PFF(iシェアーズ 優先株式 & インカム証券 ETF)には投資しない


配当金生活するのが目標とブログに書いているからか、時々コメント欄や問い合わせフォームで「PFF(iシェアーズ 優先株式 & インカム証券 ETF)には投資しないんですか?」と聞かれることがあります。

PFFは高い分配金利回り、株式との相関の低さ、低ボラティリティ(金融危機時を除く)という魅力的に思えますが、 私は今のところPFFに投資するつもりはありません。

何故かというと、PFFは株式と比べて低いリターンしか望めないためです。

PFFの株価推移

まずは2007年3月末~2020年4月末のPFFの株価を見てみます。

出典:Portfolio Visualizer

リーマンショックで62.04%下落(S&P500は52.40%下落)したあと、高値を回復することなくほぼ横ばいで推移しています。株価成長がほとんど見込めるものではないので、経費率0.46%の影響が地味に大きそうな感じがしますね。

インフレ調整後では以下のように漸減しています。

出典:Portfolio Visualizer

もっと長期ではどうだったのか調べてみると以下のチャートが見つかりました。金利上昇時と金融危機時に下落する以外はずっと横ばいで推移しています。デュレーションが短いためか、長期債みたいに金利低下局面で継続的に上昇することはないようです。

出典: Simply Safe Dividends

PFFの分配金推移

2007年12月末にPFFに$10,000投資した場合の年間分配金推移(配当再投資なし)です。


出典:Portfolio Visualizer

株価よりも分配金のほうが右肩下がりとなっています。名目でこれなので、インフレ調整後ではもっとはっきりとした右肩下がりになります。

(非現実的ですが)もし仮に2008年にPFF100%で分配金生活を始めた人がいたとしたら、2019年には分配金が28%も減少し生活がかなり厳しくなっているはずです。

なお、優先株の場合、配当は固定配当だったりLIBOR(ロンドン銀行間取引金利)にスプレッドを上乗せした配当だったりするそうですが、いずれにしても金利に敏感だと思われます。
(PFFはProduct Briefによると77.2%が固定、22.8%が変動だそうです。)

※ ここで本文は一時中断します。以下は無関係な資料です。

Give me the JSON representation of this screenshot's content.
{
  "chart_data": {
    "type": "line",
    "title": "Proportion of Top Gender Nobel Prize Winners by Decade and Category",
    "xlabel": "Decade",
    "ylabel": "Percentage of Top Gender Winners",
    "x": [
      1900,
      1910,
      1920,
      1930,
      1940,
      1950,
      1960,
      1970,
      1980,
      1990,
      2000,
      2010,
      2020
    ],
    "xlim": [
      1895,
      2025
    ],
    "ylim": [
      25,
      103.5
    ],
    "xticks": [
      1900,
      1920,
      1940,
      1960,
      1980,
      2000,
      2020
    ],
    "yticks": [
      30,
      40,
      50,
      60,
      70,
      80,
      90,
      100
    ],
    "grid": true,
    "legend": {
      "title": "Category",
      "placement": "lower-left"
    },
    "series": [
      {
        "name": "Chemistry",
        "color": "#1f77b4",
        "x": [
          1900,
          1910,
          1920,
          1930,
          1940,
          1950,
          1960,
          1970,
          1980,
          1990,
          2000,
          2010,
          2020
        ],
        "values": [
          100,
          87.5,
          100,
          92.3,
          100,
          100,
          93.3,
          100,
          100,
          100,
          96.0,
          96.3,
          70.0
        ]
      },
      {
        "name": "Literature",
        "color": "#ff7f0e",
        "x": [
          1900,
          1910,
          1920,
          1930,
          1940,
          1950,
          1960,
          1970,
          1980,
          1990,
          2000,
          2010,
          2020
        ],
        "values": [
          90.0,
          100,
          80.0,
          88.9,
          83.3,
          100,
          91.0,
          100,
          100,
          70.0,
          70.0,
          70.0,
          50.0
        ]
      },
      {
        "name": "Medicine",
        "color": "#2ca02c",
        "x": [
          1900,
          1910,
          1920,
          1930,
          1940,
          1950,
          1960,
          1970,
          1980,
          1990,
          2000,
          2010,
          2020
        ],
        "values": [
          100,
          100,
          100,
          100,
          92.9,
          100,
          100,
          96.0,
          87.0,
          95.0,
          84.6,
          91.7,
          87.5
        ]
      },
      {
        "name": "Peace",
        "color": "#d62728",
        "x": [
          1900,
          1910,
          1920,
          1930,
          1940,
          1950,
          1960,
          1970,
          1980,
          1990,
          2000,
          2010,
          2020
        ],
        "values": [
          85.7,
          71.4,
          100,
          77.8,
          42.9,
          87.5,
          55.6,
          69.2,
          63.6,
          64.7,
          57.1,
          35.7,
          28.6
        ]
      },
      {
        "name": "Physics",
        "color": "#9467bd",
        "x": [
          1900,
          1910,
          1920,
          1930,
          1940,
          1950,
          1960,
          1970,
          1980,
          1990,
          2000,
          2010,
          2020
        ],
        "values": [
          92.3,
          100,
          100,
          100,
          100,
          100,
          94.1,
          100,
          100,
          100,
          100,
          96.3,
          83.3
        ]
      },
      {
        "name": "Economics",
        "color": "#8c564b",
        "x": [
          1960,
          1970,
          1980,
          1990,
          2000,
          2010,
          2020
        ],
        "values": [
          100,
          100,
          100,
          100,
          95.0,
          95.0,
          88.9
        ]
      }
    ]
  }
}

なのでPFFの分配金は今後も右肩下がりという訳ではなく、金利上昇局面では分配金も増加するはずです。

下図は1997~2017年の優先株、社債、S&P500、米10年国債の利回り推移です。優先株の利回りは米国債、社債とだいたい似た動きをしていますが、金融危機時には米国債利回りが低下する一方で優先株と社債は急騰しています。
出典:Euro-Phoenix

PFFの期待トータルリターン

期待トータルリターン=配当利回り+配当成長率

安定成長株の場合、期待トータルリターンは以下のように表すことができます。

期待トータルリターン=配当利回り+配当成長率(≒EPS成長率)

たとえば、これは少し古いですがIFF(インターナショナル・フレーバー&フレグランス)の2019Q2プレゼンテーションではLong-term commitmentのトータルリターン=EPS成長率10%+配当利回り2%=12%としています。

出典:IFF

配当利回りが高すぎる場合は、EPS成長がほとんど望めない、つまり将来的には減配が織り込まれていることが多いと思います。
(米国株の長期的な実質トータルリターンが7%程度(名目で9%程度)であることを考えると、たとえば配当利回り10%とか12%が持続するのはかなり難しいように思われます。)

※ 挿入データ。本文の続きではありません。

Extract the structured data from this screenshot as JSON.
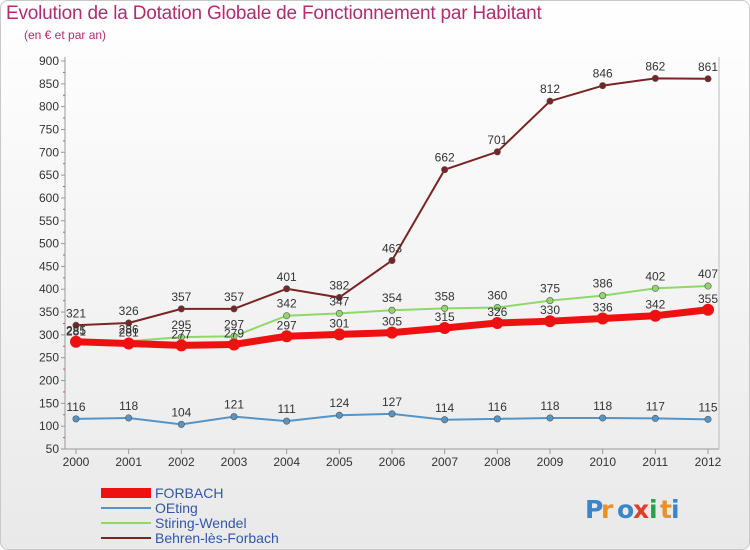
{
  "page": {
    "title": "Evolution de la Dotation Globale de Fonctionnement par Habitant",
    "subtitle": "(en € et par an)",
    "brand": "Proxiti"
  },
  "chart_data": {
    "type": "line",
    "title": "Evolution de la Dotation Globale de Fonctionnement par Habitant",
    "subtitle": "(en € et par an)",
    "xlabel": "",
    "ylabel": "",
    "x": [
      2000,
      2001,
      2002,
      2003,
      2004,
      2005,
      2006,
      2007,
      2008,
      2009,
      2010,
      2011,
      2012
    ],
    "ylim": [
      50,
      900
    ],
    "yticks": [
      50,
      100,
      150,
      200,
      250,
      300,
      350,
      400,
      450,
      500,
      550,
      600,
      650,
      700,
      750,
      800,
      850,
      900
    ],
    "grid": false,
    "legend": "bottom-left",
    "series": [
      {
        "name": "FORBACH",
        "color": "#ee1111",
        "values": [
          285,
          281,
          277,
          279,
          297,
          301,
          305,
          315,
          326,
          330,
          336,
          342,
          355
        ],
        "label_values": [
          "285",
          "281",
          "277",
          "279",
          "297",
          "301",
          "305",
          "315",
          "326",
          "330",
          "336",
          "342",
          "355"
        ]
      },
      {
        "name": "OEting",
        "color": "#5595c6",
        "values": [
          116,
          118,
          104,
          121,
          111,
          124,
          127,
          114,
          116,
          118,
          118,
          117,
          115
        ],
        "label_values": [
          "116",
          "118",
          "104",
          "121",
          "111",
          "124",
          "127",
          "114",
          "116",
          "118",
          "118",
          "117",
          "115"
        ]
      },
      {
        "name": "Stiring-Wendel",
        "color": "#8fd86a",
        "values": [
          281,
          286,
          295,
          297,
          342,
          347,
          354,
          358,
          360,
          375,
          386,
          402,
          407
        ],
        "label_values": [
          "281",
          "286",
          "295",
          "297",
          "342",
          "347",
          "354",
          "358",
          "360",
          "375",
          "386",
          "402",
          "407"
        ]
      },
      {
        "name": "Behren-lès-Forbach",
        "color": "#7a2424",
        "values": [
          321,
          326,
          357,
          357,
          401,
          382,
          463,
          662,
          701,
          812,
          846,
          862,
          861
        ],
        "label_values": [
          "321",
          "326",
          "357",
          "357",
          "401",
          "382",
          "463",
          "662",
          "701",
          "812",
          "846",
          "862",
          "861"
        ]
      }
    ]
  }
}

配当利回り6〜8%のタバコ株も魅力的ですが、個人的には2〜3%程度で1桁台後半の持続的な成長が見込める銘柄のほうが長期保有向きで良いかなと思っています。

PFFは高いリターンは見込めない

金利水準が今のままで株価が横ばいだったとすると、PFFの期待トータルリターンは現在の分配金利回りの6%弱程度にとどまります。

インフレ率2%とすると実質ベースでは4%弱、税引き後ではさらに小さくなります。

平時には安定しているものの、セクターが金融に偏っていることから金融危機時には再び激しく下落することになりそうですし、個人的にはあまり魅力的ではないかなと思います。
(金融規制強化により今の米銀行株はリーマンショック時みたいなことにはならなさそうですが。)

出典:Blackrock

将来的に金利が上昇して十分高い利回りになったり、あるいは○○ショックで一時的に株価が暴落して利回りが急騰することがあれば買うこともあるかもしれませんが、当面は選択肢に入れることはないかなと思います。